The camp was set up quickly. The campsite in old rice paddies was chosen for its location on the edge of three valleys. The next day, at the crack of dawn, the first patients began to arrive. The heat rapidly became unbearable and tarpaulins were put up to allow patients to wait in the shade. Soldiers from the nearby camp helped us organise the registration of everyone and regulate their progress towards a consultation.

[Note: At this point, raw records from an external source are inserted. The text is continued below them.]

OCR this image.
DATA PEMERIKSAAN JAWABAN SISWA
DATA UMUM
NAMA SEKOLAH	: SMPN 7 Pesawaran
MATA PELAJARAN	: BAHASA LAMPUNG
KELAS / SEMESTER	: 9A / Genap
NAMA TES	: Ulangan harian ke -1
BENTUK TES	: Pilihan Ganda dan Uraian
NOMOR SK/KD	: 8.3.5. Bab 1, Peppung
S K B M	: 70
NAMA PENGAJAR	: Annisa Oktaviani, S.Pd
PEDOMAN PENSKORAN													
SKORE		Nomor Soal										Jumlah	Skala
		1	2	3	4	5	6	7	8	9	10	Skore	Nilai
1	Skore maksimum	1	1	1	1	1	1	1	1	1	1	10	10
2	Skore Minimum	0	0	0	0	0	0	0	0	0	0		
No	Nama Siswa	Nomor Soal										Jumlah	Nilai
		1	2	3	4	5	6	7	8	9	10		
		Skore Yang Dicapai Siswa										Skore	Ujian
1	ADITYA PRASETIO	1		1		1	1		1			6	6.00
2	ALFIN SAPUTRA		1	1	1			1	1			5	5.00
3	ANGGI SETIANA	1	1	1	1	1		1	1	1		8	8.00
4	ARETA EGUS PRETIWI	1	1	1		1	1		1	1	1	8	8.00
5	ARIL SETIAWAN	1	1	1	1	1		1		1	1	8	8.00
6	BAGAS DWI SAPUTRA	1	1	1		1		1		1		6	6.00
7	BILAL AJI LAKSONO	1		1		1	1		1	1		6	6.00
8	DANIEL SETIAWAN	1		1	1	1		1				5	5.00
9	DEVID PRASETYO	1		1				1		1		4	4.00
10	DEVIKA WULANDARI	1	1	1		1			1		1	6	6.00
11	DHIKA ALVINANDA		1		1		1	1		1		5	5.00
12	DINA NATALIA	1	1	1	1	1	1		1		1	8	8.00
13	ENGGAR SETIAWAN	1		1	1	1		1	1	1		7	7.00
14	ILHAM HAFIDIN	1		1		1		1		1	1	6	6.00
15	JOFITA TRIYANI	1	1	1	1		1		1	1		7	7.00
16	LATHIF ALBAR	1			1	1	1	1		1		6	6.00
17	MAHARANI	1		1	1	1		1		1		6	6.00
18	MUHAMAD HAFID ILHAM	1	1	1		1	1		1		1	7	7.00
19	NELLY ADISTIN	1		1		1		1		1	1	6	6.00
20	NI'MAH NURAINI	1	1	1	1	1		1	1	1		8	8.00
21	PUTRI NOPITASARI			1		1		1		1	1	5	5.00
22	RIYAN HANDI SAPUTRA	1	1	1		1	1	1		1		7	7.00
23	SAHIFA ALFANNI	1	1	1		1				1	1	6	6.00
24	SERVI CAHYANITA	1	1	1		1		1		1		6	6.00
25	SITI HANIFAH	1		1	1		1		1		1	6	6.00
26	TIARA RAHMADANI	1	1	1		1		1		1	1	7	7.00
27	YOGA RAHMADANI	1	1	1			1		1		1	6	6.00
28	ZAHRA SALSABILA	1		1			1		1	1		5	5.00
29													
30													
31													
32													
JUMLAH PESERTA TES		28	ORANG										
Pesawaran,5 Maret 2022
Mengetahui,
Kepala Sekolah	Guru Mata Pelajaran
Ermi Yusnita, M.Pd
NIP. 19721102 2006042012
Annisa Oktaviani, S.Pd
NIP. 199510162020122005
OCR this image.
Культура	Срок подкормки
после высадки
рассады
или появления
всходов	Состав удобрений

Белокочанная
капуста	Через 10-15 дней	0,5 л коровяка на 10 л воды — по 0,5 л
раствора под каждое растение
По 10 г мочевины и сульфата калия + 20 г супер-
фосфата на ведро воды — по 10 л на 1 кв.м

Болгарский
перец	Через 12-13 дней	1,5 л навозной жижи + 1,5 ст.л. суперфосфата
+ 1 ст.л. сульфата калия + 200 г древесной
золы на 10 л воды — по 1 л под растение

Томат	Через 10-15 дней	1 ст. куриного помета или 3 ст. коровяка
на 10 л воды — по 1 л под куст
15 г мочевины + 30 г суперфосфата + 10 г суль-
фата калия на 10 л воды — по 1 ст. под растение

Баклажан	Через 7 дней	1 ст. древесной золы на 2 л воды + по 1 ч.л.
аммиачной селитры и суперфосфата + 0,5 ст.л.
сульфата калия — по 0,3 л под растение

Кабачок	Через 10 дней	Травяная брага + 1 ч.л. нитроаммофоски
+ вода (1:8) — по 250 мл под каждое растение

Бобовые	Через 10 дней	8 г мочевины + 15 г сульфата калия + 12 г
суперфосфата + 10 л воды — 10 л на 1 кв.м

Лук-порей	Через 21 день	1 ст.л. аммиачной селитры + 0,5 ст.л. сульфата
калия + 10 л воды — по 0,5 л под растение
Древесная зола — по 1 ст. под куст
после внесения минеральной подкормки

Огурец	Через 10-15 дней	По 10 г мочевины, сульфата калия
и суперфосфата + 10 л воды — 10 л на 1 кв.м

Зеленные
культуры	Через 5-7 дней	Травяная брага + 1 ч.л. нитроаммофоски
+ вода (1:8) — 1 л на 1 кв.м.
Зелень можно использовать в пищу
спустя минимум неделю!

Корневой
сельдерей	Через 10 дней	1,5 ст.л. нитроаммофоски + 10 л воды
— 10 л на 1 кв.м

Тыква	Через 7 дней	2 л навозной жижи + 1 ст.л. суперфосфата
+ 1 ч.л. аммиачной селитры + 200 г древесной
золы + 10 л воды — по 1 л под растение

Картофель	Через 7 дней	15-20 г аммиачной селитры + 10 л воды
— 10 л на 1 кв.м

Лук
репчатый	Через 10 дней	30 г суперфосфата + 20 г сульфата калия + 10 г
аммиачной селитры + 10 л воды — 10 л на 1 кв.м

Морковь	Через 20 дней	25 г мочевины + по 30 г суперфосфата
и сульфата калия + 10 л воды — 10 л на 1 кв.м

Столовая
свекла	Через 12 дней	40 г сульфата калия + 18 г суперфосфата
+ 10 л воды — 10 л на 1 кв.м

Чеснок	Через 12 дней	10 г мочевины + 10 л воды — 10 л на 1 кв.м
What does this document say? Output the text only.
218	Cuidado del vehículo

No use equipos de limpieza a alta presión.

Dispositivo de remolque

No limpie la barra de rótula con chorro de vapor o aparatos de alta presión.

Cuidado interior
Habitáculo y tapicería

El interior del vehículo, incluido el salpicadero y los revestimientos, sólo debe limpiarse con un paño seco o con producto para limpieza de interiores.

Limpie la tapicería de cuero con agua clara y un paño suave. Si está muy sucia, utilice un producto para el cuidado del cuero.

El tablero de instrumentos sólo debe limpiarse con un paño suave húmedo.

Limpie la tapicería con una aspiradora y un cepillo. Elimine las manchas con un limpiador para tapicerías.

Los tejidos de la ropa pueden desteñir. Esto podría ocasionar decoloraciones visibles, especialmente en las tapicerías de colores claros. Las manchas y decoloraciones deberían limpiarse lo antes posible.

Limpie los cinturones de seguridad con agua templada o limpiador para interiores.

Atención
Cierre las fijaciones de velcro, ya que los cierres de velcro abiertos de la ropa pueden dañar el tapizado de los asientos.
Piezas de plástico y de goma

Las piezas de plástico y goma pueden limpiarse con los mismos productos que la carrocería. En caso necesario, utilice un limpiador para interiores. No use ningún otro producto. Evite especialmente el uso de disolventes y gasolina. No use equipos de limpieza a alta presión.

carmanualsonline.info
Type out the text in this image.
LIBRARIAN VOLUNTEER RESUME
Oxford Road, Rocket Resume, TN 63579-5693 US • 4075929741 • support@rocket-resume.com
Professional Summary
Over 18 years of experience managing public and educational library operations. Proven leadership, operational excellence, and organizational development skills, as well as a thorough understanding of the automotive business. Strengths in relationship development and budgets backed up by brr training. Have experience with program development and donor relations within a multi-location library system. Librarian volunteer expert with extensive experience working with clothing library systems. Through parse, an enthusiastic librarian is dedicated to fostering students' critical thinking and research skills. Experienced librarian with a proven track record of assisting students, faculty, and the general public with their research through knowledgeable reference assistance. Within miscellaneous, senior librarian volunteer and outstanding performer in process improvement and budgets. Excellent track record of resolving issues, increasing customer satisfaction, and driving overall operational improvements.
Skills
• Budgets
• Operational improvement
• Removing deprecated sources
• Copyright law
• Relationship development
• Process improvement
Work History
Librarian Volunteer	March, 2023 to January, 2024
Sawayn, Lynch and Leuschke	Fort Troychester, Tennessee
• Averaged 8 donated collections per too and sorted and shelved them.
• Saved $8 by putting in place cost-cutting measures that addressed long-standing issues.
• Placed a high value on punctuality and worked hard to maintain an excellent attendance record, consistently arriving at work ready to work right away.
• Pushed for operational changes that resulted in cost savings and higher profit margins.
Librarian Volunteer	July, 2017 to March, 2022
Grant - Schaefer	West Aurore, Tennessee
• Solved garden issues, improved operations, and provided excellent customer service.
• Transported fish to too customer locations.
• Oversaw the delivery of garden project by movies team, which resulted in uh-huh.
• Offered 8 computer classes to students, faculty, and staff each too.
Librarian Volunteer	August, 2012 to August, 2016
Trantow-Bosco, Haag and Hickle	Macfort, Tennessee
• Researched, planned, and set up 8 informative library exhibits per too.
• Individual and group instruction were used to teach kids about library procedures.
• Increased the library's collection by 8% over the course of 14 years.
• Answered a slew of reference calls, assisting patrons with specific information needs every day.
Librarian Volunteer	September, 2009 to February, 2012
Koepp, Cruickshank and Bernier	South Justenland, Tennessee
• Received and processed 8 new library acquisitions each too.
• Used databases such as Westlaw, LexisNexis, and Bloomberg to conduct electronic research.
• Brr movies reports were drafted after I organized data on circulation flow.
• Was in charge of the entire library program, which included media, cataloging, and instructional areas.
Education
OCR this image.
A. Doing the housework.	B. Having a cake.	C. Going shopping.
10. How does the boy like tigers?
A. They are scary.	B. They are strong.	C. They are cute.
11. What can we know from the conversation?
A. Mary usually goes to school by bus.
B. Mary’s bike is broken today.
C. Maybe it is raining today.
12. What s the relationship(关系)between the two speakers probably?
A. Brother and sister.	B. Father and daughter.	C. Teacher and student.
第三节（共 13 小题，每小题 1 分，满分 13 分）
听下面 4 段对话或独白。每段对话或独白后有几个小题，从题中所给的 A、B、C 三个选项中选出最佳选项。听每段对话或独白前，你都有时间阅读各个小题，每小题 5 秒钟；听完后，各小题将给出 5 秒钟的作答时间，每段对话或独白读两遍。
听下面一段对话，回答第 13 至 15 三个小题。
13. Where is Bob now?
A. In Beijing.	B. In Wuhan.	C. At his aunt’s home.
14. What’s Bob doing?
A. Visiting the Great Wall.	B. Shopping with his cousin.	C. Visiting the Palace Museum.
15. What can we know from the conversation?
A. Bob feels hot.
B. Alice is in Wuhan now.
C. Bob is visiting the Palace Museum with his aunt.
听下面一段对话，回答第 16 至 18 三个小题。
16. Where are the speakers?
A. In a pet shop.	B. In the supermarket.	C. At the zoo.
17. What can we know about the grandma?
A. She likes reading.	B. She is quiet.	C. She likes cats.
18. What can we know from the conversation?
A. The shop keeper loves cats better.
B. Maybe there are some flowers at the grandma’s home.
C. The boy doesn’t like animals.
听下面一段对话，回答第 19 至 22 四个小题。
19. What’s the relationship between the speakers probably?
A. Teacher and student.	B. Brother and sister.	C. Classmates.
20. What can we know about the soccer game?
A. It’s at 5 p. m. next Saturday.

1348 consultations, 56 x-ray examinations, 147 ultrasounds, 8 surgical interventions, numerous re-dressings of wounds and other types of treatments were carried out over 3 days, in torrid heat. Food and water were distributed to the crowd patiently awaiting their turn for a consultation. Such as a 10-year old boy, waiting his turn among this crowd of people having had nothing to eat, without any parents, having walked for 5 hours, for treatment of wounds incurred during the quake: we gave him a meal and he left with biscuits, a bottle of water and some new clothes, to rejoin his village and family.
More than 500 tarpaulins were distributed by the soldiers and a new piece of clothing was given to each child.
The population, mostly Tamang and Brahmin, seemed resigned to their fate. In the villages, shelters are built using all types of material: bamboo, old corrugated iron, all types of wood that they cover with a waterproof tarpaulin. This will have to last out the three months of monsoon. The Nepalese Government estimate that more than 500 000 homes have to be reconstructed.
The new school year begins around now, 4 weeks late, often under temporary shelters.